With one of the highest rates of coronavirus cases per capita in the country, the Navajo Nation is grappling with a dire public health crisis. Among 350,000 people on the reservation, there are 3,204 confirmed COVID-19 cases and 102 known deaths to date, according to the Navajo Department of Health.

D’Auterive said the decision to send a team to the Navajo Nation and pueblos in New Mexico was due to "the high rates of [coronavirus] infection, and also just the fact that these communities are under-resourced at all times, and we're especially seeing that now with the pandemic."

The CARES Act, which President Trump signed into law on March 27, allocated $8 billion in relief funding to tribes across the country, $600 million of which went to the Navajo Nation. But the infrastructure in place is so weak that volunteers like Adams have had to step in to distribute much-needed supplies.

Unpaved dirt roads across the reservation's 27,000 square miles make it hard for even someone like Adams, who has a home on the reservation, to move around. Many people live in small multigenerational homes that lack running water and electricity. Internet access, which would help speed up the dissemination of new information and guidance about the coronavirus, is also extremely limited.

Native Americans are also disproportionately vulnerable to COVID-19 due to common underlying health conditions like diabetes and asthma. On Navajo Nation, there are longstanding issues that contribute to poor health, like water sources contaminated by abandoned uranium mines.

The Indian Health Service, already perpetually underfunded, has struggled to keep up as cases among Native Americans rise. In the Navajo area, where there are only 12 IHS facilities for a reservation bigger than the state of West Virginia, patients with severe coronavirus symptoms have been airlifted to hospitals outside the reservation.

That indigenous communities must work with the Bureau of Indian Affairs, a federal agency, also weighs down any progress with a mountain of bureaucracy. Because of that, Adams said, "everything moves at a snail's pace."

Though there are systemic issues that have exacerbated the Navajo Nation's coronavirus crisis, Adams said they are doing what they can.

"We're very strong, innovative people," she said. "We just need those allies and advocacy to change things at the federal level so we can become independent and self-sufficient."

The Navajo Nation isn't the only place in the US where Doctors Without Borders has been responding to the coronavirus crisis.

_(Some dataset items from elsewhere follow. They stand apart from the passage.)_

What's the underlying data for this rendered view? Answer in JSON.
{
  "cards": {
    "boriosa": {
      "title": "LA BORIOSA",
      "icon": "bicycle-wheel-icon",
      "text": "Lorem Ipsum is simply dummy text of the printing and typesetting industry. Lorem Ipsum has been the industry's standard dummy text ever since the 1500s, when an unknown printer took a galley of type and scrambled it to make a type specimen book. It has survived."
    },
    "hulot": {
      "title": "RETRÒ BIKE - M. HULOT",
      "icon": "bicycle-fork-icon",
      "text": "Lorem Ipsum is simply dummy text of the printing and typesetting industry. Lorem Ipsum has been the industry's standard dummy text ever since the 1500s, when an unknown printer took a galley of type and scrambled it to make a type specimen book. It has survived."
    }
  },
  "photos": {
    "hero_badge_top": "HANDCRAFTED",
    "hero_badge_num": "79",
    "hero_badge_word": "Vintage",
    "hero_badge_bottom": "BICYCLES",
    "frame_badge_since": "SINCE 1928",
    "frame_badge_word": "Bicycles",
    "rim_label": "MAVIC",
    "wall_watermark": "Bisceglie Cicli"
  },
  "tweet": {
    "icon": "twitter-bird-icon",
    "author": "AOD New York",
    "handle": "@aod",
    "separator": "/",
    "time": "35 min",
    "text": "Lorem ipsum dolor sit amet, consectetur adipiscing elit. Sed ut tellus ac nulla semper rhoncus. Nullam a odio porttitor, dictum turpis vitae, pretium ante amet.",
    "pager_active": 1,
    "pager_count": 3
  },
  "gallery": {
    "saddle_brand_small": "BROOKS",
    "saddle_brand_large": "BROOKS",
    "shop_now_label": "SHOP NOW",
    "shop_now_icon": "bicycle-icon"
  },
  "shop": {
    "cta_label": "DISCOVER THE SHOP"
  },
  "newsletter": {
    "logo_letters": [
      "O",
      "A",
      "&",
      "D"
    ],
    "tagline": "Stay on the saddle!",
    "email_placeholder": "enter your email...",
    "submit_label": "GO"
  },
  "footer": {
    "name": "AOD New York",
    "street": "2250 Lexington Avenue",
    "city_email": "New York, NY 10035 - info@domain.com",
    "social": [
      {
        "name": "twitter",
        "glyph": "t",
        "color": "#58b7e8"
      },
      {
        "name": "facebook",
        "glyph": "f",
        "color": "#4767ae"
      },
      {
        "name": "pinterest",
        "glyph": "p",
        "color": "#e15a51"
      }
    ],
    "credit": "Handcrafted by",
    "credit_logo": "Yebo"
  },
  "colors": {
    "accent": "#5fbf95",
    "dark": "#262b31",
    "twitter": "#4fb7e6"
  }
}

The organization has COVID-19 response teams in Puerto Rico and Florida, and is partnering with providers to help people who are experiencing homelessness and housing insecurity in New York City, the epicenter of the pandemic.

It's the second time Doctors Without Borders has worked in the US, D'Auterive said, after it sent out a small team to New York in the aftermath of Hurricane Sandy in 2012.

Designed to help those in conflict zones or places ravaged by infectious disease, the international medical organization has cited the "significant health inequities" in the US as a reason for its COVID-19 response operations in the country.

"There is a clear need for additional support for the COVID-19 response," the organization said, "especially among vulnerable communities with limited access to healthcare, shelter, or basic sanitation."